Der CDU als stärkste Kraft im Land droht nach der Landtagswahl in Niedersachsen die Oppositionsrolle. Allmählich beginnt der Wahlkampf.

Hannover - Wenn er etwas verabscheut, dann ist es übertriebenes Pathos. David McAllister macht sich manchmal sogar einen Spaß daraus, andere vorzuführen. Zum Beispiel, als er 2010 zum Antrittsbesuch beim hannoverschen Oberbürgermeister Stephan Weil (SPD) erschien. Damals wartete das Stadtoberhaupt vor dem Rathausportal, wo normalerweise die Limousinen vorfahren. McAllisters Dienstwagen aber kam und kam nicht. Plötzlich näherte sich der Ministerpräsident zu Fuß – er hatte sich in einer Seitenstraße absetzen lassen, war die letzten Meter gelaufen. Den Pomp, der Antrittsbesuchen eigen ist, wollte er umgehen.

 

Zwei Jahre liegt die Episode schon zurück, aber der niedersächsische Ministerpräsident erzählt sie immer noch gern. Vielleicht auch deshalb, weil Oberbürgermeister Weil heute SPD-Spitzenkandidat für die Landtagswahl am 20. Januar ist und ihn gern ablösen will. Außerdem unterstellt McAllister seinem Herausforderer, dass der für das Gehabe in hohen Ämtern viel empfänglicher sei als er selbst. McAllister jedenfalls hat sich geschworen, im Amt einen besonderen Stil zu prägen – möglichst wenig Aufhebens um das hohe Staatsamt, denn das geht auf Kosten seiner Natürlichkeit. Oft schimmert bei diesem CDU-Politiker durch, dass er nicht abheben will oder sich auffressen lassen will vom Regelwerk des Amtes. Gern wäre er „der Mac“, der er früher in seiner dörflichen Heimat Bad Bederkesa war, einem Dorf nahe Cuxhaven an der Nordseeküste. Denn dieser Person haben die Menschen vorbehaltlos und ohne Hintergedanken die Meinung gesagt – ein Umstand, mit dem hohe Politiker eben nicht immer rechnen können.

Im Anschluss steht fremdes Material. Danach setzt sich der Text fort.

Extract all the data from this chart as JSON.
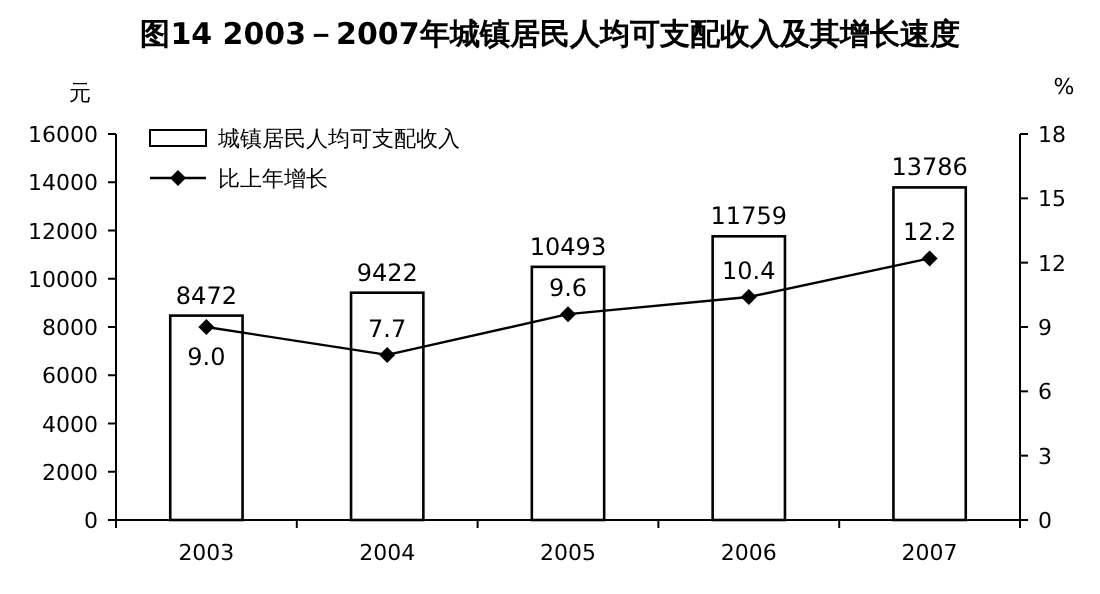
{
  "chart_data": {
    "type": "bar",
    "title": "图14 2003－2007年城镇居民人均可支配收入及其增长速度",
    "ylabel": "元",
    "y2label": "%",
    "categories": [
      "2003",
      "2004",
      "2005",
      "2006",
      "2007"
    ],
    "series": [
      {
        "name": "城镇居民人均可支配收入",
        "color": "#ffffff",
        "values": [
          8472,
          9422,
          10493,
          11759,
          13786
        ]
      },
      {
        "name": "比上年增长",
        "type": "line",
        "axis": "y2",
        "color": "#000000",
        "values": [
          9.0,
          7.7,
          9.6,
          10.4,
          12.2
        ],
        "value_labels": [
          "9.0",
          "7.7",
          "9.6",
          "10.4",
          "12.2"
        ]
      }
    ],
    "ylim": [
      0,
      16000
    ],
    "yticks": [
      0,
      2000,
      4000,
      6000,
      8000,
      10000,
      12000,
      14000,
      16000
    ],
    "y2lim": [
      0,
      18
    ],
    "y2ticks": [
      0,
      3,
      6,
      9,
      12,
      15,
      18
    ],
    "data_labels": true,
    "legend": "top left",
    "marker": "diamond"
  }
}
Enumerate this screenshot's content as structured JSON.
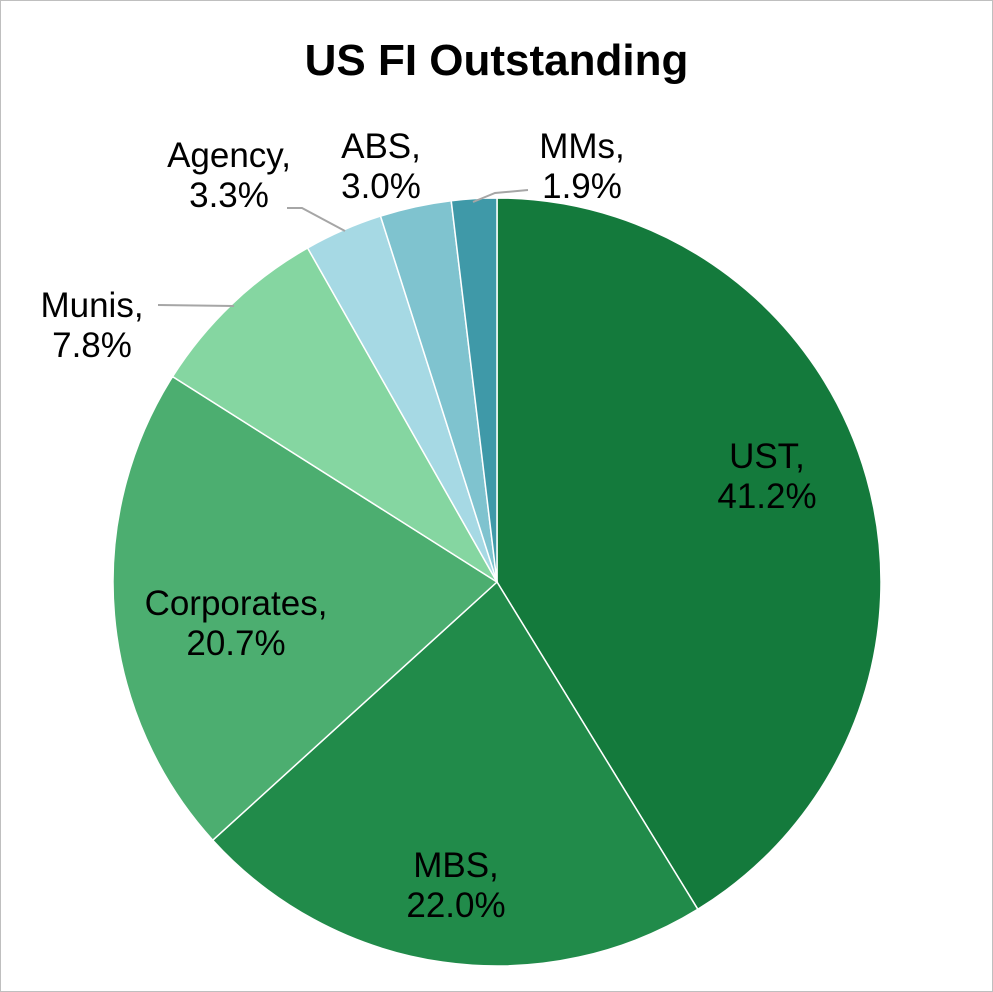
{
  "chart_data": {
    "type": "pie",
    "title": "US FI Outstanding",
    "categories": [
      "UST",
      "MBS",
      "Corporates",
      "Munis",
      "Agency",
      "ABS",
      "MMs"
    ],
    "values": [
      41.2,
      22.0,
      20.7,
      7.8,
      3.3,
      3.0,
      1.9
    ],
    "labels": [
      [
        "UST,",
        "41.2%"
      ],
      [
        "MBS,",
        "22.0%"
      ],
      [
        "Corporates,",
        "20.7%"
      ],
      [
        "Munis,",
        "7.8%"
      ],
      [
        "Agency,",
        "3.3%"
      ],
      [
        "ABS,",
        "3.0%"
      ],
      [
        "MMs,",
        "1.9%"
      ]
    ],
    "colors": [
      "#147a3c",
      "#218b4a",
      "#4cae70",
      "#85d6a1",
      "#a6d9e4",
      "#7fc3cf",
      "#3f99a8"
    ],
    "slice_border_color": "#ffffff",
    "leader_line_color": "#a6a6a6",
    "legend": "none"
  }
}
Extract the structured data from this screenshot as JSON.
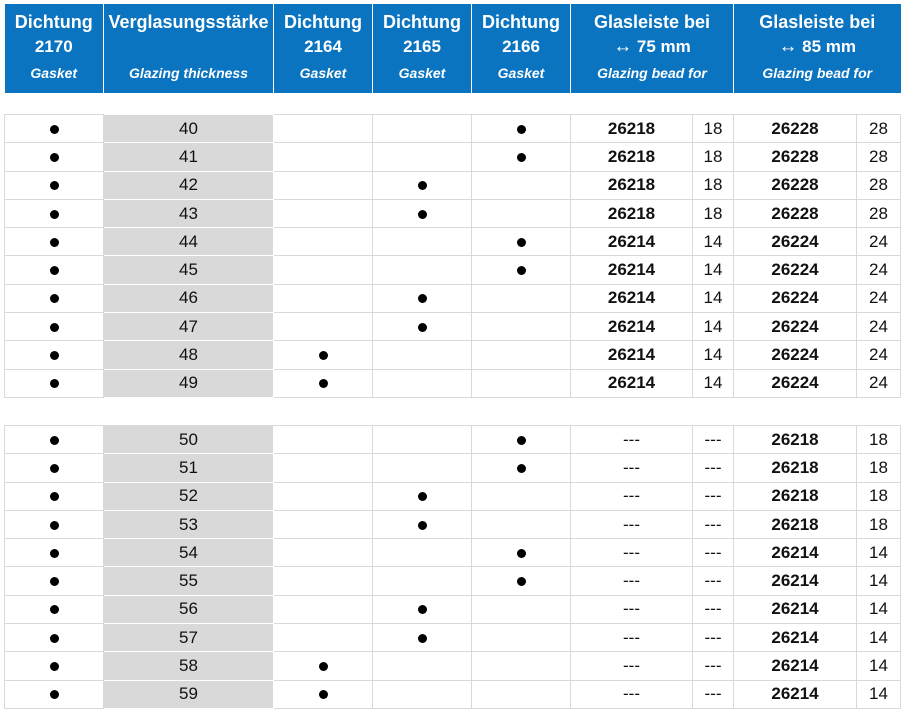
{
  "header": {
    "col1": {
      "line1": "Dichtung",
      "line2": "2170",
      "line3": "Gasket"
    },
    "col2": {
      "line1": "Verglasungsstärke",
      "line3": "Glazing thickness"
    },
    "col3": {
      "line1": "Dichtung",
      "line2": "2164",
      "line3": "Gasket"
    },
    "col4": {
      "line1": "Dichtung",
      "line2": "2165",
      "line3": "Gasket"
    },
    "col5": {
      "line1": "Dichtung",
      "line2": "2166",
      "line3": "Gasket"
    },
    "col6": {
      "line1": "Glasleiste bei",
      "arrow": "↔",
      "line2": "75 mm",
      "line3": "Glazing bead for"
    },
    "col7": {
      "line1": "Glasleiste bei",
      "arrow": "↔",
      "line2": "85 mm",
      "line3": "Glazing bead for"
    }
  },
  "rows": [
    {
      "g2170": true,
      "thickness": "40",
      "g2164": false,
      "g2165": false,
      "g2166": true,
      "bead75": "26218",
      "n75": "18",
      "bead85": "26228",
      "n85": "28"
    },
    {
      "g2170": true,
      "thickness": "41",
      "g2164": false,
      "g2165": false,
      "g2166": true,
      "bead75": "26218",
      "n75": "18",
      "bead85": "26228",
      "n85": "28"
    },
    {
      "g2170": true,
      "thickness": "42",
      "g2164": false,
      "g2165": true,
      "g2166": false,
      "bead75": "26218",
      "n75": "18",
      "bead85": "26228",
      "n85": "28"
    },
    {
      "g2170": true,
      "thickness": "43",
      "g2164": false,
      "g2165": true,
      "g2166": false,
      "bead75": "26218",
      "n75": "18",
      "bead85": "26228",
      "n85": "28"
    },
    {
      "g2170": true,
      "thickness": "44",
      "g2164": false,
      "g2165": false,
      "g2166": true,
      "bead75": "26214",
      "n75": "14",
      "bead85": "26224",
      "n85": "24"
    },
    {
      "g2170": true,
      "thickness": "45",
      "g2164": false,
      "g2165": false,
      "g2166": true,
      "bead75": "26214",
      "n75": "14",
      "bead85": "26224",
      "n85": "24"
    },
    {
      "g2170": true,
      "thickness": "46",
      "g2164": false,
      "g2165": true,
      "g2166": false,
      "bead75": "26214",
      "n75": "14",
      "bead85": "26224",
      "n85": "24"
    },
    {
      "g2170": true,
      "thickness": "47",
      "g2164": false,
      "g2165": true,
      "g2166": false,
      "bead75": "26214",
      "n75": "14",
      "bead85": "26224",
      "n85": "24"
    },
    {
      "g2170": true,
      "thickness": "48",
      "g2164": true,
      "g2165": false,
      "g2166": false,
      "bead75": "26214",
      "n75": "14",
      "bead85": "26224",
      "n85": "24"
    },
    {
      "g2170": true,
      "thickness": "49",
      "g2164": true,
      "g2165": false,
      "g2166": false,
      "bead75": "26214",
      "n75": "14",
      "bead85": "26224",
      "n85": "24"
    },
    {
      "separator": true
    },
    {
      "g2170": true,
      "thickness": "50",
      "g2164": false,
      "g2165": false,
      "g2166": true,
      "bead75": "---",
      "n75": "---",
      "bead85": "26218",
      "n85": "18"
    },
    {
      "g2170": true,
      "thickness": "51",
      "g2164": false,
      "g2165": false,
      "g2166": true,
      "bead75": "---",
      "n75": "---",
      "bead85": "26218",
      "n85": "18"
    },
    {
      "g2170": true,
      "thickness": "52",
      "g2164": false,
      "g2165": true,
      "g2166": false,
      "bead75": "---",
      "n75": "---",
      "bead85": "26218",
      "n85": "18"
    },
    {
      "g2170": true,
      "thickness": "53",
      "g2164": false,
      "g2165": true,
      "g2166": false,
      "bead75": "---",
      "n75": "---",
      "bead85": "26218",
      "n85": "18"
    },
    {
      "g2170": true,
      "thickness": "54",
      "g2164": false,
      "g2165": false,
      "g2166": true,
      "bead75": "---",
      "n75": "---",
      "bead85": "26214",
      "n85": "14"
    },
    {
      "g2170": true,
      "thickness": "55",
      "g2164": false,
      "g2165": false,
      "g2166": true,
      "bead75": "---",
      "n75": "---",
      "bead85": "26214",
      "n85": "14"
    },
    {
      "g2170": true,
      "thickness": "56",
      "g2164": false,
      "g2165": true,
      "g2166": false,
      "bead75": "---",
      "n75": "---",
      "bead85": "26214",
      "n85": "14"
    },
    {
      "g2170": true,
      "thickness": "57",
      "g2164": false,
      "g2165": true,
      "g2166": false,
      "bead75": "---",
      "n75": "---",
      "bead85": "26214",
      "n85": "14"
    },
    {
      "g2170": true,
      "thickness": "58",
      "g2164": true,
      "g2165": false,
      "g2166": false,
      "bead75": "---",
      "n75": "---",
      "bead85": "26214",
      "n85": "14"
    },
    {
      "g2170": true,
      "thickness": "59",
      "g2164": true,
      "g2165": false,
      "g2166": false,
      "bead75": "---",
      "n75": "---",
      "bead85": "26214",
      "n85": "14"
    }
  ],
  "colors": {
    "header_bg": "#0a74c0",
    "thickness_bg": "#d9d9d9",
    "border": "#d9d9d9"
  },
  "icons": {
    "marker": "filled-dot-icon",
    "arrow": "left-right-arrow-icon"
  }
}
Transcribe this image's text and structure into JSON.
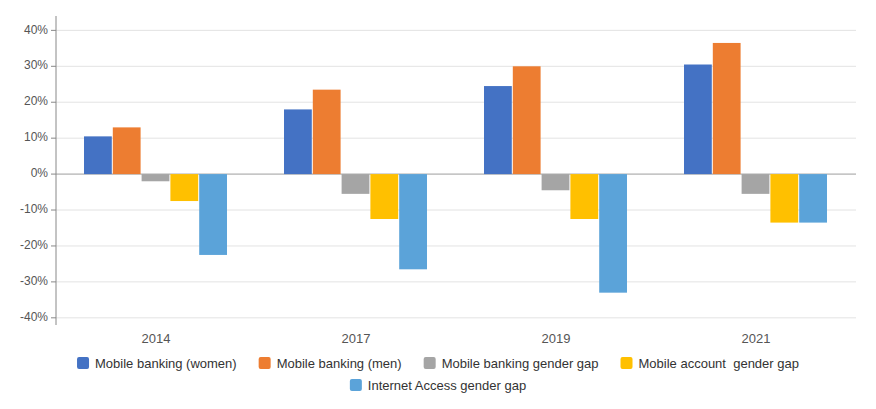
{
  "chart_data": {
    "type": "bar",
    "categories": [
      "2014",
      "2017",
      "2019",
      "2021"
    ],
    "series": [
      {
        "name": "Mobile banking (women)",
        "color": "#4472C4",
        "values": [
          10.5,
          18.0,
          24.5,
          30.5
        ]
      },
      {
        "name": "Mobile banking (men)",
        "color": "#ED7D31",
        "values": [
          13.0,
          23.5,
          30.0,
          36.5
        ]
      },
      {
        "name": "Mobile banking gender gap",
        "color": "#A5A5A5",
        "values": [
          -2.0,
          -5.5,
          -4.5,
          -5.5
        ]
      },
      {
        "name": "Mobile account  gender gap",
        "color": "#FFC000",
        "values": [
          -7.5,
          -12.5,
          -12.5,
          -13.5
        ]
      },
      {
        "name": "Internet Access gender gap",
        "color": "#5BA3D9",
        "values": [
          -22.5,
          -26.5,
          -33.0,
          -13.5
        ]
      }
    ],
    "ylim": [
      -42,
      44
    ],
    "yticks": [
      {
        "value": -40,
        "label": "-40%"
      },
      {
        "value": -30,
        "label": "-30%"
      },
      {
        "value": -20,
        "label": "-20%"
      },
      {
        "value": -10,
        "label": "-10%"
      },
      {
        "value": 0,
        "label": "0%"
      },
      {
        "value": 10,
        "label": "10%"
      },
      {
        "value": 20,
        "label": "20%"
      },
      {
        "value": 30,
        "label": "30%"
      },
      {
        "value": 40,
        "label": "40%"
      }
    ],
    "grid": true,
    "legend": "bottom"
  }
}
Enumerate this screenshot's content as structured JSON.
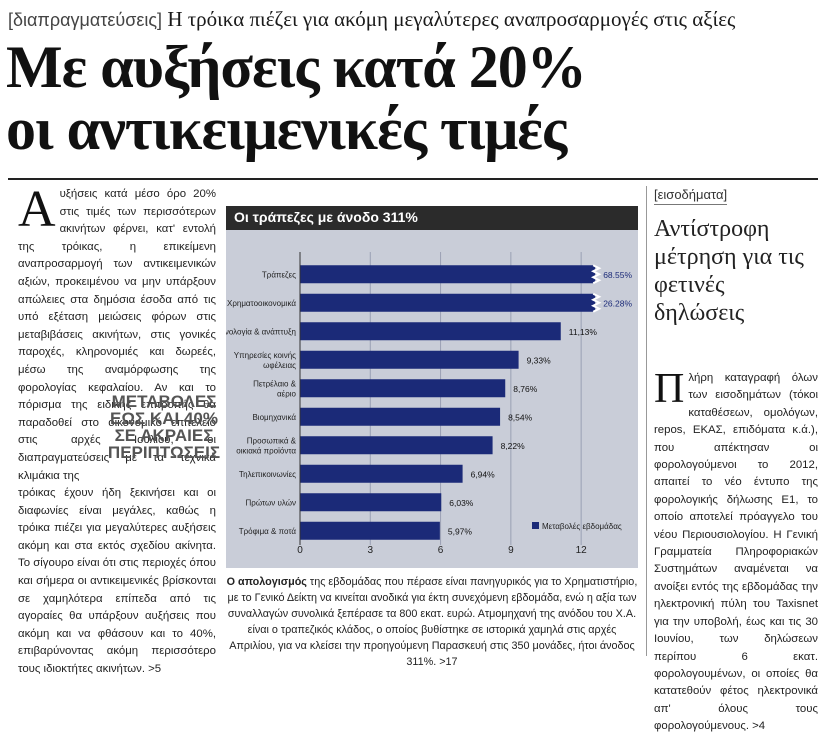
{
  "kicker": {
    "tag": "[διαπραγματεύσεις]",
    "text": "Η τρόικα πιέζει για ακόμη μεγαλύτερες αναπροσαρμογές στις αξίες"
  },
  "headline": {
    "line1": "Με αυξήσεις κατά 20%",
    "line2": "οι αντικειμενικές τιμές"
  },
  "article": {
    "dropcap": "Α",
    "para1": "υξήσεις κατά μέσο όρο 20% στις τιμές των περισσότερων ακινήτων φέρνει, κατ' εντολή της τρόικας, η επικείμενη αναπροσαρμογή των αντικειμενικών αξιών, προκειμένου να μην υπάρξουν απώλειες στα δημόσια έσοδα από τις υπό εξέταση μειώσεις φόρων στις μεταβιβάσεις ακινήτων, στις γονικές παροχές, κληρονομιές και δωρεές, μέσω της αναμόρφωσης της φορολογίας κεφαλαίου. Αν και το πόρισμα της ειδικής επιτροπής θα παραδοθεί στο οικονομικό επιτελείο στις αρχές Ιουλίου, οι διαπραγματεύσεις με τα τεχνικά κλιμάκια της",
    "para2": "τρόικας έχουν ήδη ξεκινήσει και οι διαφωνίες είναι μεγάλες, καθώς η τρόικα πιέζει για μεγαλύτερες αυξήσεις ακόμη και στα εκτός σχεδίου ακίνητα. Το σίγουρο είναι ότι στις περιοχές όπου και σήμερα οι αντικειμενικές βρίσκονται σε χαμηλότερα επίπεδα από τις αγοραίες θα υπάρξουν αυξήσεις που ακόμη και να φθάσουν και το 40%, επιβαρύνοντας ακόμη περισσότερο τους ιδιοκτήτες ακινήτων. >5",
    "pullquote": [
      "ΜΕΤΑΒΟΛΕΣ",
      "ΕΩΣ ΚΑΙ 40%",
      "ΣΕ ΑΚΡΑΙΕΣ",
      "ΠΕΡΙΠΤΩΣΕΙΣ"
    ]
  },
  "chart_data": {
    "type": "bar",
    "title": "Οι τράπεζες με άνοδο 311%",
    "categories": [
      "Τράπεζες",
      "Χρηματοοικονομικά",
      "Τεχνολογία & ανάπτυξη",
      "Υπηρεσίες κοινής ωφέλειας",
      "Πετρέλαιο & αέριο",
      "Βιομηχανικά",
      "Προσωπικά & οικιακά προϊόντα",
      "Τηλεπικοινωνίες",
      "Πρώτων υλών",
      "Τρόφιμα & ποτά"
    ],
    "category_lines": [
      [
        "Τράπεζες"
      ],
      [
        "Χρηματοοικονομικά"
      ],
      [
        "Τεχνολογία & ανάπτυξη"
      ],
      [
        "Υπηρεσίες κοινής",
        "ωφέλειας"
      ],
      [
        "Πετρέλαιο &",
        "αέριο"
      ],
      [
        "Βιομηχανικά"
      ],
      [
        "Προσωπικά &",
        "οικιακά προϊόντα"
      ],
      [
        "Τηλεπικοινωνίες"
      ],
      [
        "Πρώτων υλών"
      ],
      [
        "Τρόφιμα & ποτά"
      ]
    ],
    "values": [
      68.55,
      26.28,
      11.13,
      9.33,
      8.76,
      8.54,
      8.22,
      6.94,
      6.03,
      5.97
    ],
    "value_labels": [
      "68.55%",
      "26.28%",
      "11,13%",
      "9,33%",
      "8,76%",
      "8,54%",
      "8,22%",
      "6,94%",
      "6,03%",
      "5,97%"
    ],
    "broken_axis": [
      true,
      true,
      false,
      false,
      false,
      false,
      false,
      false,
      false,
      false
    ],
    "xlim": [
      0,
      14
    ],
    "xticks": [
      "0",
      "3",
      "6",
      "9",
      "12"
    ],
    "xtick_values": [
      0,
      3,
      6,
      9,
      12
    ],
    "legend": "Μεταβολές εβδομάδας",
    "legend_position": "bottom-right",
    "bar_color": "#1b2a78",
    "background_color": "#c9cdd8"
  },
  "caption": {
    "lead": "Ο απολογισμός",
    "text": " της εβδομάδας που πέρασε είναι πανηγυρικός για το Χρηματιστήριο, με το Γενικό Δείκτη να κινείται ανοδικά για έκτη συνεχόμενη εβδομάδα, ενώ η αξία των συναλλαγών συνολικά ξεπέρασε τα 800 εκατ. ευρώ. Ατμομηχανή της ανόδου του Χ.Α. είναι ο τραπεζικός κλάδος, ο οποίος βυθίστηκε σε ιστορικά χαμηλά στις αρχές Απριλίου, για να κλείσει την προηγούμενη Παρασκευή στις 350 μονάδες, ήτοι άνοδος 311%. >17"
  },
  "sidebar": {
    "tag": "[εισοδήματα]",
    "headline": "Αντίστροφη μέτρηση για τις φετινές δηλώσεις",
    "dropcap": "Π",
    "body": "λήρη καταγραφή όλων των εισοδημάτων (τόκοι καταθέσεων, ομολόγων, repos, ΕΚΑΣ, επιδόματα κ.ά.), που απέκτησαν οι φορολογούμενοι το 2012, απαιτεί το νέο έντυπο της φορολογικής δήλωσης Ε1, το οποίο αποτελεί πρόαγγελο του νέου Περιουσιολογίου. Η Γενική Γραμματεία Πληροφοριακών Συστημάτων αναμένεται να ανοίξει εντός της εβδομάδας την ηλεκτρονική πύλη του Taxisnet για την υποβολή, έως και τις 30 Ιουνίου, των δηλώσεων περίπου 6 εκατ. φορολογουμένων, οι οποίες θα κατατεθούν φέτος ηλεκτρονικά απ' όλους τους φορολογούμενους. >4"
  }
}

Die Umfragen sagen eine rot-grüne Mehrheit im Landtag voraus

In nicht einmal mehr zwei Monaten wird in Niedersachsen ein neuer Landtag gewählt, und dann könnte es mit der Ministerpräsidentschaft des 41-Jährigen schon wieder vorbei sein. Die Umfragen sagen nämlich eine rot-grüne Mehrheit im Landtag voraus. Obwohl der Herausforderer Weil nicht annähernd so bekannt und populär ist wie McAllister, könnte er den Wechsel nach zehn Jahren Schwarz-Gelb schaffen. Der Grund liegt im kleinen Partner der CDU, der FDP. Sie könnte laut Umfragen die Fünfprozenthürde nicht schaffen – und obwohl die CDU mit deutlichem Abstand stärkste Kraft im Land ist, kann das Wahlergebnis für McAllister die Opposition bedeuten. Für die Union wäre das bundesweit eine Blamage, denn McAllister gilt in der Riege der 40-Jährigen als stärkste Figur, er gilt als großes politisches Talent und zeichnet sich durch eine große Treue zur Kanzlerin aus. Während sein Vorgänger Christian Wulff immer darauf bedacht war, sich von Angela Merkel abzugrenzen und die eigene Klugheit herauszustellen, will McAllister solche Profilierungsversuche vermeiden, auch im Wahlkampf.

„Ich kann auch über mich selbst lachen“, sagt der Landeschef

Allmählich beginnt die Kampagne der CDU für die Wahl. Die Partei will nicht vor Weihnachten großflächig plakatieren, aus Rücksicht darauf, dass Wahlkampf und Adventsstimmung schlecht zueinander passen. Ein Profil jedoch zeichnet sich immer stärker heraus – der Deutsch-Schotte McAllister will seine Wurzeln stärker herausstellen, dazu gehören das britische Understatement und der typische Humor. „Ich kann auch über mich selbst lachen“, sagt McAllister.

Bisher hat ihm diese Art viele Sympathien in Niedersachsen eingebracht. Ob es am Ende reicht, seine CDU so stark zu machen, dass ohne sie keine Regierung gebildet werden kann? SPD und Grüne jedenfalls haben bisher signalisiert, nicht mit den Christdemokraten zusammenarbeiten zu wollen. Aber das ist ja vor der Landtagswahl geschehen.